Specific materials and working conditions require tailored shielding strategies. Titanium-stabilized steels have extremely high shielding requirements. When ambient wind speeds reach a certain level, even with high-purity argon, titanium loss can significantly increase. In these cases, a windbreak or a vacuum chamber welding setup is necessary. Adding nitrogen to ultra-low carbon steels can cause chromium nitride precipitation. Therefore, an argon-hydrogen mixture should be used to utilize the reducing effect of hydrogen to convert chromium oxide into metallic chromium. For pipelines that are extremely long or have limited space, direct argon filling of the weld joint or local sealing with water-soluble paper and copper liner can be used to reduce argon consumption while ensuring shielding effectiveness.

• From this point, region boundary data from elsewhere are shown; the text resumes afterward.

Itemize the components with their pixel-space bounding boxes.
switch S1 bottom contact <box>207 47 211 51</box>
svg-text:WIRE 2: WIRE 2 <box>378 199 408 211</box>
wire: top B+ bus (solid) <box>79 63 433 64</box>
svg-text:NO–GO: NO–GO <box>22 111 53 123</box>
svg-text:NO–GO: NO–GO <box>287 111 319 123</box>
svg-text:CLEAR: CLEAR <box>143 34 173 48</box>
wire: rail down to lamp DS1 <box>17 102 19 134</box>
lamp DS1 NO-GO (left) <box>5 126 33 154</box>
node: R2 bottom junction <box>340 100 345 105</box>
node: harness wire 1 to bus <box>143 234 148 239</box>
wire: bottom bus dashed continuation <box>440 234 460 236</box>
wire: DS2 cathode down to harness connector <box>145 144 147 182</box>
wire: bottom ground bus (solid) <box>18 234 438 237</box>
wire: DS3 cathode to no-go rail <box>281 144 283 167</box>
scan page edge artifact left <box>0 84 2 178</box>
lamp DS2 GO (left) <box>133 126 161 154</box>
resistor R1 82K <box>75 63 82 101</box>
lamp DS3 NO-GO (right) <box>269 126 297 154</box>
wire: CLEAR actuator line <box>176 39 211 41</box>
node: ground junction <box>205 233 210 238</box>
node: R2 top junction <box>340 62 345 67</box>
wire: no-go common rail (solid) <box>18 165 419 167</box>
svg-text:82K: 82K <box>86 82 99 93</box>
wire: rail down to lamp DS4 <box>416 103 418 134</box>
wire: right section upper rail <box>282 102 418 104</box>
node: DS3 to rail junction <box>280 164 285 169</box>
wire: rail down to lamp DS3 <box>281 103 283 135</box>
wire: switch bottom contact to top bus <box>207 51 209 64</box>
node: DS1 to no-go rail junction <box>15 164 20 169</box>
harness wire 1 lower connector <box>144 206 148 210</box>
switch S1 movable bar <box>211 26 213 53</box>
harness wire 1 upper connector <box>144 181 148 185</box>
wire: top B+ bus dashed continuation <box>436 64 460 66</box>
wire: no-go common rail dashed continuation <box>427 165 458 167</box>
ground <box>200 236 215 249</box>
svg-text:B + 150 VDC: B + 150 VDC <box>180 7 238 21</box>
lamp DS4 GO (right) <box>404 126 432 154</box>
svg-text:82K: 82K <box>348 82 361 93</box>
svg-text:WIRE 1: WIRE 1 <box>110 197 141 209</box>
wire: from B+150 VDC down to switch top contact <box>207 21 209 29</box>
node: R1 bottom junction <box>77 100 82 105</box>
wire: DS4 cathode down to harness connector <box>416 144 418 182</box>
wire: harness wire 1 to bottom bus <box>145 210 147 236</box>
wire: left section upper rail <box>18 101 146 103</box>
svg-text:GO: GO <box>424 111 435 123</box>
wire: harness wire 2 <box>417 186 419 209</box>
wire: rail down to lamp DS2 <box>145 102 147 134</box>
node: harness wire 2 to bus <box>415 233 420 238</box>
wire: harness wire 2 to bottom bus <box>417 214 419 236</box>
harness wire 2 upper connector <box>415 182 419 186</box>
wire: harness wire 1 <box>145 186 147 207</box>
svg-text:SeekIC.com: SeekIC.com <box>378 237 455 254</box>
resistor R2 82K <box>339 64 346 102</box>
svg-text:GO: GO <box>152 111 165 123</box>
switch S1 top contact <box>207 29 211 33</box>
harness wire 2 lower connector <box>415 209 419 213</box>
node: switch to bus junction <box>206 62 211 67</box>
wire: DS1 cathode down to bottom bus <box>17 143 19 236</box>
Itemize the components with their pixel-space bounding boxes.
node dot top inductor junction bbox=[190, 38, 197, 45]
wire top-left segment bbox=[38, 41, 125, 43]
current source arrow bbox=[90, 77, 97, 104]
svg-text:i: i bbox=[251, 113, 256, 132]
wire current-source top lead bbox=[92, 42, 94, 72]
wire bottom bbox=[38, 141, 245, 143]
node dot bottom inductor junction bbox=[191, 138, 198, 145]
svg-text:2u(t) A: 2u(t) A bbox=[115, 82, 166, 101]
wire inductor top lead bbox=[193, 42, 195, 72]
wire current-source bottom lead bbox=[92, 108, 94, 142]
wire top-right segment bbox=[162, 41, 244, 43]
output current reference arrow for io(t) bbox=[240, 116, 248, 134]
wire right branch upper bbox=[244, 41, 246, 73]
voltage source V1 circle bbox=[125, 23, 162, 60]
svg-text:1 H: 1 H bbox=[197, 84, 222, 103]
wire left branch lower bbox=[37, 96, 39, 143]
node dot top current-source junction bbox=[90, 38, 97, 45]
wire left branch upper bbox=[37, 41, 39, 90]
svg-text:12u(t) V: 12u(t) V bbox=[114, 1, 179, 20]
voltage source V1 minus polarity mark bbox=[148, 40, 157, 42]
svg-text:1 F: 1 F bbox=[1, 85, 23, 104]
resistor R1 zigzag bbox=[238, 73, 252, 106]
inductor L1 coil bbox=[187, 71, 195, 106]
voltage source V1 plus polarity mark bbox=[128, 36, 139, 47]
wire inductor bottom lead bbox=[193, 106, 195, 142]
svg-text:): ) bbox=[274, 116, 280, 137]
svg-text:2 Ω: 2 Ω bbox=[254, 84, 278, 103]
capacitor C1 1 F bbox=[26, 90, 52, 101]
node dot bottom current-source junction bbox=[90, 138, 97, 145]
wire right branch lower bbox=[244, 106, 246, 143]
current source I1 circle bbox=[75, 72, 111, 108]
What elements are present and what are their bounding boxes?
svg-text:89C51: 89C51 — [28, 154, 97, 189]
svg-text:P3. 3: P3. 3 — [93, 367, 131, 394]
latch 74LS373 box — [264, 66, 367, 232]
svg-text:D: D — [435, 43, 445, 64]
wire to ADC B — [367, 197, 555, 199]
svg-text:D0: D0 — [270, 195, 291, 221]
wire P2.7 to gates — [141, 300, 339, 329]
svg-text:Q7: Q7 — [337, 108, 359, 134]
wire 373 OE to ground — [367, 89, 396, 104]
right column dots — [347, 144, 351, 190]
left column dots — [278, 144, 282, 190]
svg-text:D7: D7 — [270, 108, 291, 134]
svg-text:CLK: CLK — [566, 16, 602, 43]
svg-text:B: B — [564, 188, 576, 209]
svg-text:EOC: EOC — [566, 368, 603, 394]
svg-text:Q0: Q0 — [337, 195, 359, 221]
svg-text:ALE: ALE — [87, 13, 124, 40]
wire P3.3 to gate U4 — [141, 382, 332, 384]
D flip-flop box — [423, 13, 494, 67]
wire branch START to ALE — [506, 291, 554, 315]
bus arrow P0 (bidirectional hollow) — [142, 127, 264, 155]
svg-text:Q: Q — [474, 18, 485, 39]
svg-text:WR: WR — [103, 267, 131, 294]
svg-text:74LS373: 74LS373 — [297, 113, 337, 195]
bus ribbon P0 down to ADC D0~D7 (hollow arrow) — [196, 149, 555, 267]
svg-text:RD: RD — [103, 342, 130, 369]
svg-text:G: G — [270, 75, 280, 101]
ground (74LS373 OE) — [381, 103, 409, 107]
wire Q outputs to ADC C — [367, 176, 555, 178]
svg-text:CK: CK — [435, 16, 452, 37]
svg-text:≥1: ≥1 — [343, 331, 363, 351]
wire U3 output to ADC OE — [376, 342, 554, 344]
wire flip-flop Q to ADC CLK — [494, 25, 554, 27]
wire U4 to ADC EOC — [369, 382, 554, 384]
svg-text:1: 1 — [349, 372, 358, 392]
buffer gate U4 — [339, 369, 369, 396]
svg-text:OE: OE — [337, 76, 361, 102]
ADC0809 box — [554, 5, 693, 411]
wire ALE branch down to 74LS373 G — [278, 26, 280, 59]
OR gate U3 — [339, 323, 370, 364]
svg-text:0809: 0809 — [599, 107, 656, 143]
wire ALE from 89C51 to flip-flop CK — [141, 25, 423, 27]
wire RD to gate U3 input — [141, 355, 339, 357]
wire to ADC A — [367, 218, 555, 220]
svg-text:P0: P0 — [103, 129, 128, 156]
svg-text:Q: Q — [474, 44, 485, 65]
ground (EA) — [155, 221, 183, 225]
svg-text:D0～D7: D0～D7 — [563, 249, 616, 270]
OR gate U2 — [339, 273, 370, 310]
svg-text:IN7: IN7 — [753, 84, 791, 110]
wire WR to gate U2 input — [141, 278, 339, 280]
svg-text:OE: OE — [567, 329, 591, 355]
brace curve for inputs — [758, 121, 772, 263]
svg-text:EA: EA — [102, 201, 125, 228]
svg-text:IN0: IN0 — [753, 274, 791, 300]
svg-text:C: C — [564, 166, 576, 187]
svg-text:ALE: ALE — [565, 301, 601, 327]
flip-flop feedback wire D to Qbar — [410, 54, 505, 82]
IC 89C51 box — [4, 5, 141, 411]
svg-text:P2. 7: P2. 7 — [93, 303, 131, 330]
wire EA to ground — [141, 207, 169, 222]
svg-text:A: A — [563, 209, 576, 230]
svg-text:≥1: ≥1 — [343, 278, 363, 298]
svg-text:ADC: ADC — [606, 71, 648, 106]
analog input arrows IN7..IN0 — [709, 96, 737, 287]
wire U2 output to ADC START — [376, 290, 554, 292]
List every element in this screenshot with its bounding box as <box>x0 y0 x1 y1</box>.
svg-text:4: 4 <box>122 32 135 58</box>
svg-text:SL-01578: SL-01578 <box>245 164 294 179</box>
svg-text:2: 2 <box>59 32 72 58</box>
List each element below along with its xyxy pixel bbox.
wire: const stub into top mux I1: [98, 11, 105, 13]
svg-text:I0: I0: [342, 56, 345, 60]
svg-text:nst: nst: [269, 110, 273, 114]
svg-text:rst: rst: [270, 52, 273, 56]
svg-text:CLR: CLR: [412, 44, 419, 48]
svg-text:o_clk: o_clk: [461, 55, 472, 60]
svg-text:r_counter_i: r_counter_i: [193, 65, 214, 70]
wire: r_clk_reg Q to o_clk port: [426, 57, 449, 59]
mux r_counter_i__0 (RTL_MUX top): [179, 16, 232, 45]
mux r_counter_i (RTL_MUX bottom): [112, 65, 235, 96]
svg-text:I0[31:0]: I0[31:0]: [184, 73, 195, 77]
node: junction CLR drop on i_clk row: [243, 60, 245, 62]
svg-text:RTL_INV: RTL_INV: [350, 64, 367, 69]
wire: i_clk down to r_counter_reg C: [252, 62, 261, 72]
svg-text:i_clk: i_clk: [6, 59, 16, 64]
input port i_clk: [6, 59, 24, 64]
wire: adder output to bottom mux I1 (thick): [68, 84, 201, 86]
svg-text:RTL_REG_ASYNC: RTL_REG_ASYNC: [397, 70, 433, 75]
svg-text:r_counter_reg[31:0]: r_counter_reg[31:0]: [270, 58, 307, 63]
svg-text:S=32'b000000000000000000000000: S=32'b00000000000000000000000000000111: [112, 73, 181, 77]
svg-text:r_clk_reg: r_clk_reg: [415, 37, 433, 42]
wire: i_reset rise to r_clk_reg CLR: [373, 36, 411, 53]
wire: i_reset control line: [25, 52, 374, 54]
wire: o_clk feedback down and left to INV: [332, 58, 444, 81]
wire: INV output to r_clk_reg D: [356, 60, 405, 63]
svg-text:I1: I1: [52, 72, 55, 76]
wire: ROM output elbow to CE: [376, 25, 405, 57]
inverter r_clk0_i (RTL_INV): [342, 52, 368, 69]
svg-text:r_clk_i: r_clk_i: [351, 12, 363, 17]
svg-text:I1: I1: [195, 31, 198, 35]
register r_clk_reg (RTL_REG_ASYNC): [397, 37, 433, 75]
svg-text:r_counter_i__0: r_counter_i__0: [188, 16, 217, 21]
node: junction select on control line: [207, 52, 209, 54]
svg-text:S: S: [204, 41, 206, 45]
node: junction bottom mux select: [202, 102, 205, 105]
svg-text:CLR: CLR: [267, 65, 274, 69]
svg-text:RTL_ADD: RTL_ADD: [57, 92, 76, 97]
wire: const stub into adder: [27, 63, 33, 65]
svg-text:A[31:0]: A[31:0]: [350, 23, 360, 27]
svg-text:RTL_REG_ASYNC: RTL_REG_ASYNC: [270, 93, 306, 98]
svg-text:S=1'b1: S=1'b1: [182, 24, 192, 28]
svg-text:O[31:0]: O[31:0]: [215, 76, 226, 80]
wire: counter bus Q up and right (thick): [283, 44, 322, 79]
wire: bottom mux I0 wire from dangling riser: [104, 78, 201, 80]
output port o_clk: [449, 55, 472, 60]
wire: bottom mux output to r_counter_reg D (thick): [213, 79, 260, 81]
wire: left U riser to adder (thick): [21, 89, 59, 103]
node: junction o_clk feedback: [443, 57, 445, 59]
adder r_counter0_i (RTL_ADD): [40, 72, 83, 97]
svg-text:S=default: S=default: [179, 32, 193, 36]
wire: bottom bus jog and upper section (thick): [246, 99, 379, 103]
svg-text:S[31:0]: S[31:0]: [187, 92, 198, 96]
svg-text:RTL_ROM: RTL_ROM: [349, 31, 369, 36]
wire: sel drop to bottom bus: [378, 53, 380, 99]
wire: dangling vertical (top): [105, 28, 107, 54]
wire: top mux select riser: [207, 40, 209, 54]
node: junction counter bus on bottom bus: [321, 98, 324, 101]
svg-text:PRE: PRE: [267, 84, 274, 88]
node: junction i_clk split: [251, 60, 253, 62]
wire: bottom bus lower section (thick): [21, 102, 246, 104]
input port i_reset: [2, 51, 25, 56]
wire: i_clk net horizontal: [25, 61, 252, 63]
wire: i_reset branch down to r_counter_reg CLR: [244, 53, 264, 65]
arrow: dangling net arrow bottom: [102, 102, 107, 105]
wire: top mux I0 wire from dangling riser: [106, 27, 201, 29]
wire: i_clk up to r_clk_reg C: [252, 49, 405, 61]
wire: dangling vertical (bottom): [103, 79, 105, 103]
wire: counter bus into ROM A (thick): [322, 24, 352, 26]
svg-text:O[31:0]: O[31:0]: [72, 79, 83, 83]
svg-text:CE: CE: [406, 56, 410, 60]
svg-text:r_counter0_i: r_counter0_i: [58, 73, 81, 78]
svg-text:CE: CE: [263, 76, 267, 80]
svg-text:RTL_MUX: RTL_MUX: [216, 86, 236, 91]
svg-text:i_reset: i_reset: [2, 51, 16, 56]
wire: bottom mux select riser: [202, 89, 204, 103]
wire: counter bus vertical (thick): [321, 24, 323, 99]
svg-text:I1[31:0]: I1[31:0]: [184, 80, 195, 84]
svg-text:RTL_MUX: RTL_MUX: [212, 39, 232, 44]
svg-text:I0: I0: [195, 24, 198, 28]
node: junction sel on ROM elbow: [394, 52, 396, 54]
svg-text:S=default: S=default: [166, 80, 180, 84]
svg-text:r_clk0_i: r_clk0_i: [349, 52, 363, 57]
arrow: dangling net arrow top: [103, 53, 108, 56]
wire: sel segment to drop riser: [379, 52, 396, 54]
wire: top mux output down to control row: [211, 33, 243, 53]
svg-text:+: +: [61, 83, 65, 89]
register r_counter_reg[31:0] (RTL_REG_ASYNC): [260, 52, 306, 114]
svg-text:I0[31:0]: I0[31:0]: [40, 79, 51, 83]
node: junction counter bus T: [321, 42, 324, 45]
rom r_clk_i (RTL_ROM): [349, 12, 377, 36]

Operating procedures and environmental control are fundamental to ensuring shielding gas effectiveness. Before welding, thoroughly clean the weldment's surface of oil and rust, and purge with inert gas if necessary. During welding, maintain a sealed system to prevent gas leaks that could lead to unstable flow rates. Operators must receive training and master the techniques for adjusting gas flow rates, feed position, and angle. For example, when performing argon arc welding on stainless steel, the back of the weldment should be filled with argon beforehand. Continuous argon filling should be maintained during welding, and the argon hose should be disconnected after welding to ensure the weld is fully protected.
Optimizing equipment and testing methods can improve the accuracy of shielding gas control. Using high-precision flow meters and digital gas controllers automatically adjusts the flow rate based on welding parameters, reducing human error. Regularly inspect the gas system to ensure leaks in tanks, pipelines, and valves to avoid interruptions or unstable gas quality. Use gas analyzers to monitor the purity of the shielding atmosphere and adjust the gas supply strategy promptly.
Systematic adjustment of shielding gas composition and flow, combined with optimized process parameters and standardized operating procedures, can effectively prevent weld oxidation during metal welding. This process requires comprehensive consideration of material properties, welding methods and environmental conditions, and the establishment of a full-process guarantee mechanism from pre-weld cleaning, gas ratio, parameter monitoring to post-weld inspection, ultimately achieving the stability of weld metal properties and improved corrosion resistance.